The gross underrepresentation of the non-Muslim communities in the numbers of Syrian refugees into the U.S. is reflected year after year in the State Department’s public records. They show, for example, that while Syria’s largest non-Muslim group – Christians of the various Catholic, Orthodox, and Protestant traditions – constituted 10 percent of Syria’s population before the war, they are only 2.6 percent of the 2,003 Syrian refugees that the United States has accepted since then.
Syria’s Christian population, which before the war numbered 2 million, has since 2011 been decimated in what Pope Francis described as religious “genocide.” Tens of thousands of Aleppo’s 160,000 Christians alone have fled, many to Lebanon, after 1,000 of their community, including two Orthodox bishops, were abducted and murdered, according to Melkite Catholic archbishop Jean-Clement Jeanbart. In Khabour valley, an Assyrian bishop is frantically trying to raise ransom for 200 hostages whom ISIS threatens to kill, while many others of his diocese have fled to Turkey. Thousands of Yazidis, who numbered 80,000, have left after many of their girls and women were enslaved by ISIS in Raqqa. In Homs, Hassake, and elsewhere, the non-Muslim minorities face, in addition to Assad’s barrel bombs and war’s deprivations, targeted execution, rape, kidnapping, and forced conversion to Islam, prompting their exodus.
 
So, clashes are also occurring in “nearby Sadad, a mostly-Christian town.”

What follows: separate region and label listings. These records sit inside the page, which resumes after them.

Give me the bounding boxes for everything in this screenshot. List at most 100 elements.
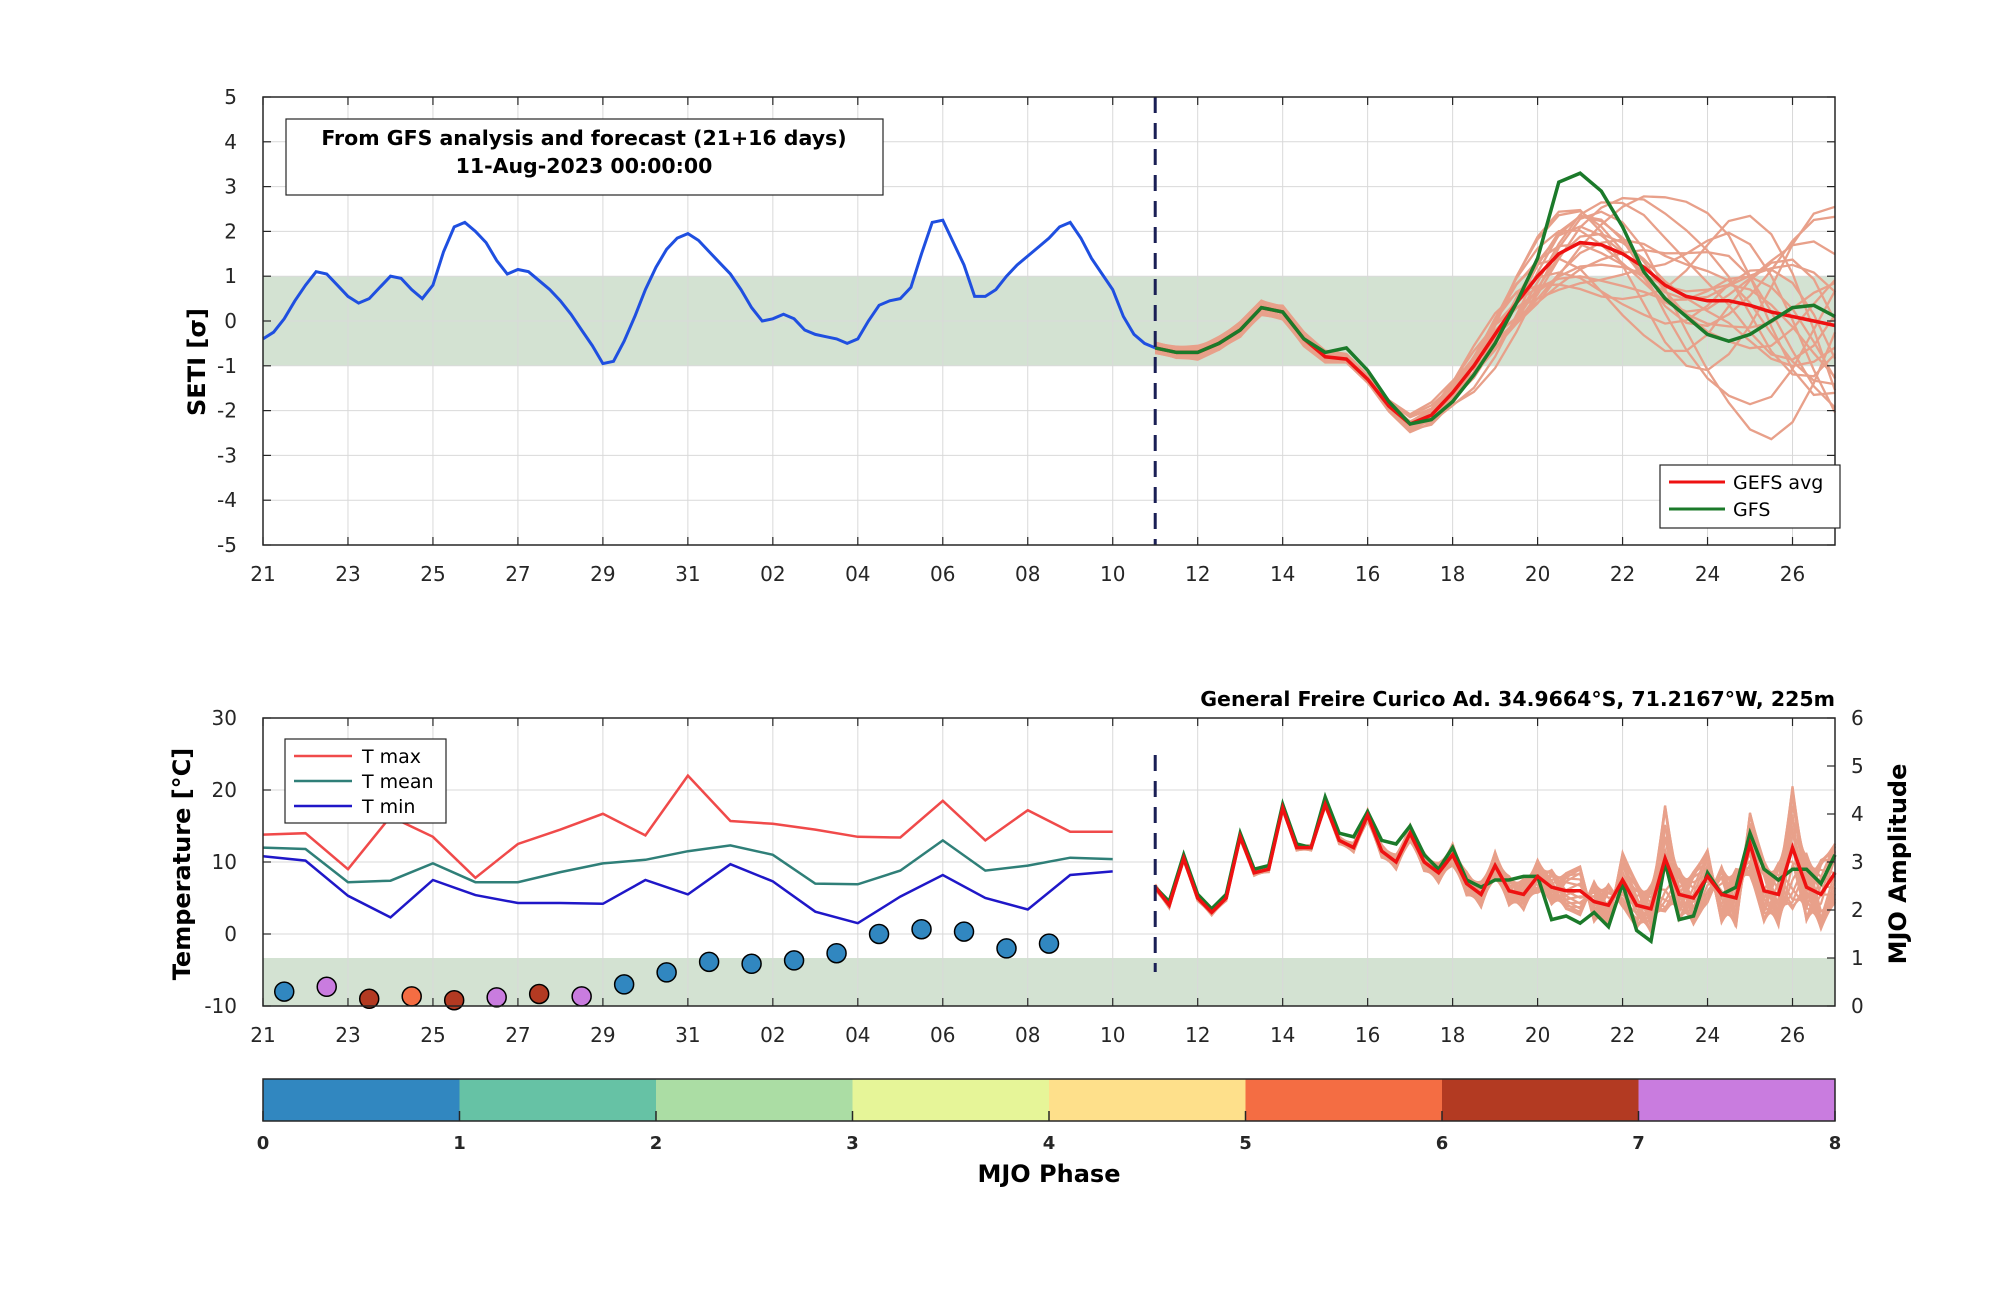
seti-ensemble-member-line: [1155, 257, 1837, 434]
seti-y-tick-label: -2: [217, 399, 237, 423]
seti-ensemble-member-line: [1154, 209, 1836, 427]
colorbar-cells: [263, 1079, 1836, 1121]
seti-x-tick-label: 29: [590, 562, 615, 586]
colorbar-ticks: 0 1 2 3 4 5 6 7 8: [257, 1111, 1842, 1154]
seti-y-tick-label: -5: [217, 533, 237, 557]
station-title: General Freire Curico Ad. 34.9664°S, 71.…: [1200, 687, 1835, 711]
seti-analysis-line: [262, 218, 1156, 366]
temperature-y-tick-label: 10: [212, 850, 237, 874]
mjo-amplitude-dot: [656, 962, 677, 983]
temperature-ensemble-members: [1154, 786, 1837, 936]
mjo-amplitude-dot: [486, 987, 507, 1008]
seti-x-tick-label: 16: [1355, 562, 1380, 586]
seti-x-tick-label: 22: [1610, 562, 1635, 586]
info-line-1: From GFS analysis and forecast (21+16 da…: [321, 126, 846, 150]
temperature-x-tick-label: 26: [1780, 1023, 1805, 1047]
temperature-x-tick-label: 20: [1525, 1023, 1550, 1047]
mjo-amplitude-y-tick-label: 5: [1851, 754, 1864, 778]
temperature-y-tick-label: 0: [224, 922, 237, 946]
temperature-x-tick-label: 24: [1695, 1023, 1720, 1047]
colorbar-tick-label: 7: [1632, 1133, 1645, 1154]
seti-x-tick-label: 23: [335, 562, 360, 586]
seti-y-tick-label: 2: [224, 219, 237, 243]
mjo-amplitude-y-tick-label: 6: [1851, 706, 1864, 730]
seti-y-tick-label: -4: [217, 488, 237, 512]
seti-x-tick-label: 24: [1695, 562, 1720, 586]
colorbar-phase-cell: [656, 1079, 853, 1121]
tmean-line: [262, 838, 1113, 886]
seti-y-tick-label: 3: [224, 175, 237, 199]
colorbar-phase-cell: [1049, 1079, 1246, 1121]
colorbar-tick-label: 8: [1829, 1133, 1842, 1154]
colorbar-tick-label: 3: [846, 1133, 859, 1154]
legend-tmean-label: T mean: [361, 771, 434, 793]
seti-legend-box: [1659, 464, 1841, 529]
temperature-y-tick-label: -10: [204, 994, 237, 1018]
temperature-gefs-avg-line: [1153, 799, 1837, 915]
colorbar-phase-cell: [459, 1079, 657, 1121]
seti-x-tick-label: 27: [505, 562, 530, 586]
temperature-x-tick-label: 08: [1015, 1023, 1040, 1047]
info-box: [285, 118, 884, 196]
seti-ensemble-member-line: [1155, 214, 1837, 427]
mjo-amplitude-dot: [868, 923, 890, 945]
seti-x-tick-label: 31: [675, 562, 700, 586]
seti-x-tick-label: 14: [1270, 562, 1295, 586]
seti-x-tick-label: 04: [845, 562, 870, 586]
seti-x-tick-label: 21: [250, 562, 275, 586]
seti-x-tick-label: 06: [930, 562, 955, 586]
colorbar-tick-label: 2: [650, 1133, 663, 1154]
seti-y-tick-label: -1: [217, 354, 237, 378]
colorbar-tick-label: 1: [453, 1133, 466, 1154]
temperature-x-tick-label: 18: [1440, 1023, 1465, 1047]
colorbar-phase-cell: [852, 1079, 1050, 1121]
mjo-amplitude-dot: [783, 950, 805, 971]
mjo-amplitude-dot: [826, 942, 847, 964]
colorbar-phase-cell: [263, 1079, 460, 1121]
seti-y-tick-label: 4: [224, 130, 237, 154]
temperature-x-tick-label: 21: [250, 1023, 275, 1047]
seti-y-tick-label: 0: [224, 309, 237, 333]
mjo-amplitude-y-tick-label: 1: [1851, 946, 1864, 970]
temperature-x-tick-label: 10: [1100, 1023, 1125, 1047]
legend-gfs-label: GFS: [1733, 499, 1770, 521]
legend-tmin-label: T min: [361, 796, 415, 818]
colorbar-tick-label: 4: [1043, 1133, 1056, 1154]
mjo-amplitude-dot: [358, 988, 380, 1010]
seti-gfs-line: [1154, 171, 1836, 426]
mjo-amplitude-dot: [613, 974, 635, 995]
temperature-x-tick-label: 14: [1270, 1023, 1295, 1047]
colorbar-phase-cell: [1442, 1079, 1639, 1121]
temperature-x-tick-label: 06: [930, 1023, 955, 1047]
seti-x-tick-label: 10: [1100, 562, 1125, 586]
temperature-x-tick-label: 29: [590, 1023, 615, 1047]
info-line-2: 11-Aug-2023 00:00:00: [456, 154, 713, 178]
mjo-phase-colorbar: 0 1 2 3 4 5 6 7 8 MJO Phase: [257, 1078, 1842, 1188]
temperature-x-tick-label: 31: [675, 1023, 700, 1047]
mjo-amplitude-y-tick-label: 0: [1851, 994, 1864, 1018]
colorbar-tick-label: 0: [257, 1133, 270, 1154]
mjo-amplitude-dot: [443, 989, 465, 1011]
seti-y-tick-label: 5: [224, 85, 237, 109]
mjo-amplitude-y-tick-label: 3: [1851, 850, 1864, 874]
mjo-amplitude-dot: [273, 981, 295, 1002]
temperature-x-tick-label: 27: [505, 1023, 530, 1047]
mjo-amplitude-dot: [1038, 933, 1060, 954]
legend-gefs-label: GEFS avg: [1733, 472, 1823, 494]
seti-x-tick-label: 20: [1525, 562, 1550, 586]
temperature-x-tick-label: 23: [335, 1023, 360, 1047]
colorbar-phase-cell: [1638, 1079, 1836, 1121]
seti-x-tick-label: 12: [1185, 562, 1210, 586]
seti-x-tick-label: 18: [1440, 562, 1465, 586]
seti-x-tick-label: 26: [1780, 562, 1805, 586]
mjo-amplitude-dot: [996, 938, 1017, 959]
colorbar-label: MJO Phase: [977, 1160, 1120, 1188]
temperature-x-tick-label: 16: [1355, 1023, 1380, 1047]
tmin-line: [262, 854, 1113, 925]
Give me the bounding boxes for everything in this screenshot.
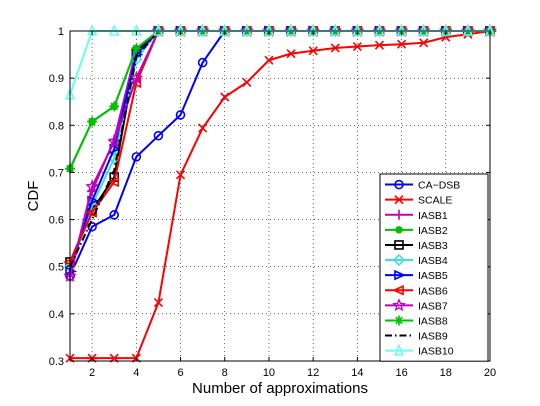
legend-label: IASB1 — [418, 210, 448, 222]
data-point — [392, 253, 406, 267]
data-point — [242, 77, 252, 87]
data-point — [175, 110, 186, 120]
legend-item: IASB9 — [385, 331, 448, 343]
y-tick-label: 1 — [58, 26, 64, 38]
data-point — [107, 176, 120, 188]
legend-item: IASB8 — [385, 315, 448, 327]
data-point — [330, 43, 340, 53]
data-point — [87, 116, 98, 127]
data-point — [392, 298, 406, 312]
legend-item: SCALE — [385, 195, 452, 207]
data-point — [374, 40, 385, 50]
y-tick-label: 0.4 — [49, 309, 64, 321]
legend-label: IASB4 — [418, 255, 448, 267]
y-tick-label: 0.7 — [49, 167, 64, 179]
legend-item: IASB6 — [385, 285, 448, 297]
legend-label: IASB3 — [418, 240, 448, 252]
legend-label: IASB6 — [418, 285, 448, 297]
data-point — [85, 179, 99, 193]
legend-item: CA−DSB — [385, 180, 460, 192]
x-tick-label: 18 — [440, 367, 452, 379]
legend-label: IASB10 — [418, 346, 454, 358]
x-tick-label: 6 — [177, 367, 183, 379]
data-point — [394, 209, 404, 220]
x-tick-label: 8 — [222, 367, 228, 379]
legend-item: IASB5 — [385, 269, 448, 282]
data-point — [395, 226, 403, 234]
legend-item: IASB3 — [385, 240, 448, 252]
data-point — [419, 38, 429, 48]
data-point — [394, 269, 406, 281]
data-point — [264, 55, 274, 65]
data-point — [153, 297, 163, 308]
axis-ticks: 2 4 6 8 10 12 14 16 18 20 0.3 0.4 0.5 0.6 0.7 0.8 0.9 1 — [49, 26, 496, 379]
data-point — [308, 46, 318, 56]
data-point — [198, 123, 208, 133]
x-tick-label: 14 — [351, 367, 363, 379]
y-tick-label: 0.9 — [49, 73, 64, 85]
data-point — [109, 101, 120, 112]
data-point — [220, 92, 230, 102]
x-tick-label: 16 — [395, 367, 407, 379]
data-point — [175, 170, 186, 180]
legend-label: IASB5 — [418, 270, 448, 282]
data-point — [352, 41, 362, 52]
x-tick-label: 10 — [263, 367, 275, 379]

This is discouraging, I would not think ISIS would currently be making gains.

Aramaic is still spoken in Sadad.

Note:

:gopray2:

God protect the Christians and really all people of good will.

The above story is certainly alarming, there are many news stories coming out. This one surely is true but I’m not sure about every story that comes out of there.

Assyrian International News Agency: aina.org/news.html
So much for Putin and his ramshackle air force being a game changer. Mussolini version 2.0 won’t get the job done.